Single working parents will see their incomes plummet by a “shameful” £624 this year due to the benefit freeze, according to new research shared with HuffPost UK.
Analysis of how the 2015 welfare squeeze has hit lone parents – almost all of which (85%) are single mums – lays bare the staggering drop in real terms income for this group.
A lone parent with two children working 35 hours-a-week, earning the national living wage and claiming child and/or working tax credits, will see their overall net income fall to £624 less in real terms in 2019-20, compared to 2015-16, the analysis showed.
Former Chancellor George Osborne capped the overall amount of benefit a household could receive in 2014 to £20,000 a year, or £23,000 in Greater London, as an “incentive” to get people into work.
Most benefits are included under the cap, including universal credit, jobseekers’ allowance, income support, child benefit, housing benefit and child tax credit.
The analysis shows that, while the National Living Wage will climb to £8.21 in April, the four-year freeze on social security payments will remain in place until March 2020, dealing the huge £624 blow to their average overall income.
The Women’s Budget Group, an independent network of leading academic researchers and campaigners, said the figures showed young single mums “shoulder most of the burden” of the benefit cap. The study was commissioned by Labour using House of Commons Library data.
When presented with the research, employment minister Alok Sharma said that employment levels were at a record high.

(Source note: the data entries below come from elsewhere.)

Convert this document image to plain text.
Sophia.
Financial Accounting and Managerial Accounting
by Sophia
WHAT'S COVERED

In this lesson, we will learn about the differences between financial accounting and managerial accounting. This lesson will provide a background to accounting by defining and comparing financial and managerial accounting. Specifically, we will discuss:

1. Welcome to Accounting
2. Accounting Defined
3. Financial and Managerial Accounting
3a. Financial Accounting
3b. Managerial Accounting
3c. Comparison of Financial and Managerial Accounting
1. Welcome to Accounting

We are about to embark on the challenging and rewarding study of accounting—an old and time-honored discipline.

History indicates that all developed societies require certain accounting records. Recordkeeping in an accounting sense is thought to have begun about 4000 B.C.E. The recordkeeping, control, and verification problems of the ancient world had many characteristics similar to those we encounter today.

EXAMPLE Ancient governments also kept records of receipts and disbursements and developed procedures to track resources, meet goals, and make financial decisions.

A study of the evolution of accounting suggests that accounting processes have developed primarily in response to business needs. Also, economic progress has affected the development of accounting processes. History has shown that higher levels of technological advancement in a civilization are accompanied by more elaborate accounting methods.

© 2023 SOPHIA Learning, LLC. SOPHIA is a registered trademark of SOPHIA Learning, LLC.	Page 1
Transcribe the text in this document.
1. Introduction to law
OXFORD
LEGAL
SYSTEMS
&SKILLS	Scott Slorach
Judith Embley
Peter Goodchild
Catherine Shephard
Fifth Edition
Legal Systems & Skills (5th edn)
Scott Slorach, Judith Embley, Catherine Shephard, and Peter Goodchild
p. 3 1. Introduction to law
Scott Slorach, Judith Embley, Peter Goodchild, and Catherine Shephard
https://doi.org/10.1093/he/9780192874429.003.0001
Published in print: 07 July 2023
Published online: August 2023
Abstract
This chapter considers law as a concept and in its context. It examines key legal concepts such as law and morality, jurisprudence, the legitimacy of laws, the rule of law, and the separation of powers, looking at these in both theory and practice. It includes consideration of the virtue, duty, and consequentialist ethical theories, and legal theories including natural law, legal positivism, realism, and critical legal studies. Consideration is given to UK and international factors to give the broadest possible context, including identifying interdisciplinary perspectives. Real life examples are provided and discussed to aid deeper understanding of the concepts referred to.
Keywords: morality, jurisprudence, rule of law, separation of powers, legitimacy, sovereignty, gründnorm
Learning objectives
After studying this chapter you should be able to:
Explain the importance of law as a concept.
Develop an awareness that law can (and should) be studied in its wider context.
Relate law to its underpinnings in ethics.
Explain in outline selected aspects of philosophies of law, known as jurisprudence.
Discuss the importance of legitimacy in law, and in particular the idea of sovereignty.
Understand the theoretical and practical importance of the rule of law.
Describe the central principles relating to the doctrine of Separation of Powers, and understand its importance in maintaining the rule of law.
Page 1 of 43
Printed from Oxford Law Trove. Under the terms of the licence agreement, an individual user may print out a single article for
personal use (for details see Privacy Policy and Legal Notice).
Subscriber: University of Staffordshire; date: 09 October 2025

Janet Veitch, from the WBG, said the charity was renewing its calls for the government to “think about the impact of its policies on women before they make changes, and not leave women and children dependent on food banks and other charities”.
Veitch added: “We are faced with the shameful reality now that increasing numbers slip through the inadequate safety net of social security: even in affluent areas, like Tunbridge Wells – where the food bank actually had to double its storage capacity in 2018.”
A similar study carried out by WBG had come to similar conclusions, she said. “The fact that single mothers make up 85% of those affected by the Benefit cap comes as no surprise.
“Even a cursory familiarity with patterns of poverty and deprivation in this country would have told you that single mums are disproportionately impacted by poverty and would shoulder most of the burden of the cap,” she said.
Shadow work and pensions secretary Margaret Greenwood said the analysis was proof in-work poverty was rife in Britain. She said her party would end the benefit cap and introduce a “real living wage” of £10-an-hour.
George Osborne introduced the national living wage in April 2016. It is currently £7.83-an-hour, and will rise to £8.21-an-hour from April.
“The Conservatives’ social security freeze is making single working parents poorer,” said Greenwood. “Under this government, in-work poverty is rising faster than employment and more parents are struggling to make ends meet.”
Sharma did not respond to points directly raised by the analysis but said the lowest paid were seeing their incomes rising.
He said: “Thanks to the Conservatives’ action in government and people’s hard work, employment rates are at record high levels, wages are rising faster than inflation, and it’s the lowest paid seeing the fastest rises.
“We’re cutting taxes for millions of working families and businesses, and we have created and boosted the national living wage and funded the biggest pay rise for public sector workers in a decade.”